Well here's a blast from the past: Enoch Powell opening the then Western General Hospital on this day fifty three years ago. What can I say that hasn't been said about this divisive maverick politician regarded as both a prophet (by those of an anti-EU persuasion) and a racist bigot (by those on the left)? I suppose if, like him, you had set your heart on becoming Viceroy of India no less and the Government of the day then grants  India independence then you've got little left to  hope  for in life other than to become a somewhat eccentric outsider. He was living proof that great intellectual ability, he had a double first in classics and was a professor of ancient Greek at the ripe old age of 25, is no guarantee of being a sensible human being. The quote at the top of this post applied to him with spades.

If you are still here and  wondering where on earth the Western General Hospital is then wonder no more; they changed its name to the grander sounding  Hull Royal Infirmary sometime short time after this stone was laid. That, I guess, is the nature of human affairs.

Tuesday 11 June 2013

The Building



Higher than the handsomest hotel
The lucent comb shows up for miles, but see,
All round it close-ribbed streets rise and fall
Like a great sigh out of the last century.

After 46 years Hull Royal Infirmary is beginning to show its age. Chunks of cladding have been coming adrift for a few years and so finally money has been found to repair and rebuild, there's even enough for a new Accident & Emergency Department, so as you can imagine the site is bit chaotic with more builders than doctors. I fear it is going to take more than a few million and a crowd of builders to save our NHS from the predations of this Government but this is not the place for that discussion.

The quote is from that beacon of joy Philip Larkin, (who else?), it ends:

That is what it means,
This clean-sliced cliff; a struggle to transcend
The thought of dying, for unless its powers
Outbuild cathedrals nothing contravenes
The coming dark, though crowds each evening try

With wasteful, weak, propitiatory flowers.


Until tomorrow then, if I'm still here ...

Friday 14 February 2014

Railway Accident


My thanks to the local newspaper (it's not often you're going to hear that from me) for reminding me about these terrible events on this day in 1927. Twelve people were killed when two trains collided just outside Paragon Station. You can read about it here. This little memorial is to be found at the rear of Hull Royal Infirmary. It's not the original one, that one, in the grand tradition of things, was nicked.

Sunday 23 December 2012

Rise and slow decline of Albion Street


Albion Street was built as Hull expanded in the early 19th century and could be said to have been the intellectual hub of the city at that time. It had at one end Hull General Infirmary, a Church Institute built "to promote the study of literature and science ...in subordination to religion", the Royal Institution Hull's first museum finally finishing with the Assembly Rooms on Kingston Square.

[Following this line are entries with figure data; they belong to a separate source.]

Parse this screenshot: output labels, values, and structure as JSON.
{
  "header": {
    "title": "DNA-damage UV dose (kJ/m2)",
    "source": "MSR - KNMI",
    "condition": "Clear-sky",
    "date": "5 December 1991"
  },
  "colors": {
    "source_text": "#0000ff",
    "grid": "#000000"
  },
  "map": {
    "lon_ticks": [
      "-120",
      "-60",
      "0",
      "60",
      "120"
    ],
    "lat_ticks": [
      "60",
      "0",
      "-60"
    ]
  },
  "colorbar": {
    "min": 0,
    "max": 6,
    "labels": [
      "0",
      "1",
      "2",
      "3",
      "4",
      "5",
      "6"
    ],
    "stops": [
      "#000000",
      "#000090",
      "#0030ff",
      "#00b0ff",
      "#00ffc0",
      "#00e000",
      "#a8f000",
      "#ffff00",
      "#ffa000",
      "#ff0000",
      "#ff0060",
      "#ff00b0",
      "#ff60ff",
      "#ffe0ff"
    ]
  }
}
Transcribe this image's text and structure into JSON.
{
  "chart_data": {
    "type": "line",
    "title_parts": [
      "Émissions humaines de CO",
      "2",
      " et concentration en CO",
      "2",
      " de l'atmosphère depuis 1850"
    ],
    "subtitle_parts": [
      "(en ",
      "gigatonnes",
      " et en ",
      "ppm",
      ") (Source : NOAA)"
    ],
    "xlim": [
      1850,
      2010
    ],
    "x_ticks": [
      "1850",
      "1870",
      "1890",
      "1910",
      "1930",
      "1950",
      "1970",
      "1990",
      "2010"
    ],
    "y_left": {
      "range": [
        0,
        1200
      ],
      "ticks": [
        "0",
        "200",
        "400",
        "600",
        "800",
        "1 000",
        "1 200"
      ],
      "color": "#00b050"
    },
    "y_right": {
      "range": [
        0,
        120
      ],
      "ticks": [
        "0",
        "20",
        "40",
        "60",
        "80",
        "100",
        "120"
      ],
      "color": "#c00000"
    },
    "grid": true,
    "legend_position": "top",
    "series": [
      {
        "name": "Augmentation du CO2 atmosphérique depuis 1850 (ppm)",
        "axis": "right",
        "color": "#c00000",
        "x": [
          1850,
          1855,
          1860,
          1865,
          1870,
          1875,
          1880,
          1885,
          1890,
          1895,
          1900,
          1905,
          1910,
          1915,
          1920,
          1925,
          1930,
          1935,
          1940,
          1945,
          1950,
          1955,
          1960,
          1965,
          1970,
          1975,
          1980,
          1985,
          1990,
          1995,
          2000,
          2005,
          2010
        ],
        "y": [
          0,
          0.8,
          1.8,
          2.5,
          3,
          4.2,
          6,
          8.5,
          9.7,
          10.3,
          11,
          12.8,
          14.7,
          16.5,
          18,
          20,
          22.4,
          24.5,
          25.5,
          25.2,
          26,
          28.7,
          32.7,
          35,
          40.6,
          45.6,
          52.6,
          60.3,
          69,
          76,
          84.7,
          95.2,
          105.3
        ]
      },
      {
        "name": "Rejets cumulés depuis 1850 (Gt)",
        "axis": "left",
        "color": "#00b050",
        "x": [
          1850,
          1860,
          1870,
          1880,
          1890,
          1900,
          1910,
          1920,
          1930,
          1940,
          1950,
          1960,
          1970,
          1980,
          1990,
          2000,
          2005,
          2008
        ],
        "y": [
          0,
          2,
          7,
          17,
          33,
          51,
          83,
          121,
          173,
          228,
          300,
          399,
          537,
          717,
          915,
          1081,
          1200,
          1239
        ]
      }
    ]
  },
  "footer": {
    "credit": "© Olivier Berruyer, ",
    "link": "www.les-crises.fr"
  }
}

Hull Central Library was built at the western end in 1900. Since then the ravages of time, war and city planners have taken their toll. The Hospital was demolished in the 1970s and replaced by the Prospect Centre shopping mall, The Church Institute is now a hotel, the Royal Institute was destroyed by bombs in 1943 and is now a car park and health centre, and the Assembly Rooms are now the New Theatre
When I first came to Hull 30 or so years ago these houses in a once fine early Victorian terrace were pretty run down and neglected but over the years they've been done up and converted to apartments or flats as we call them over here. So much so that supply now appears to be exceeding demand.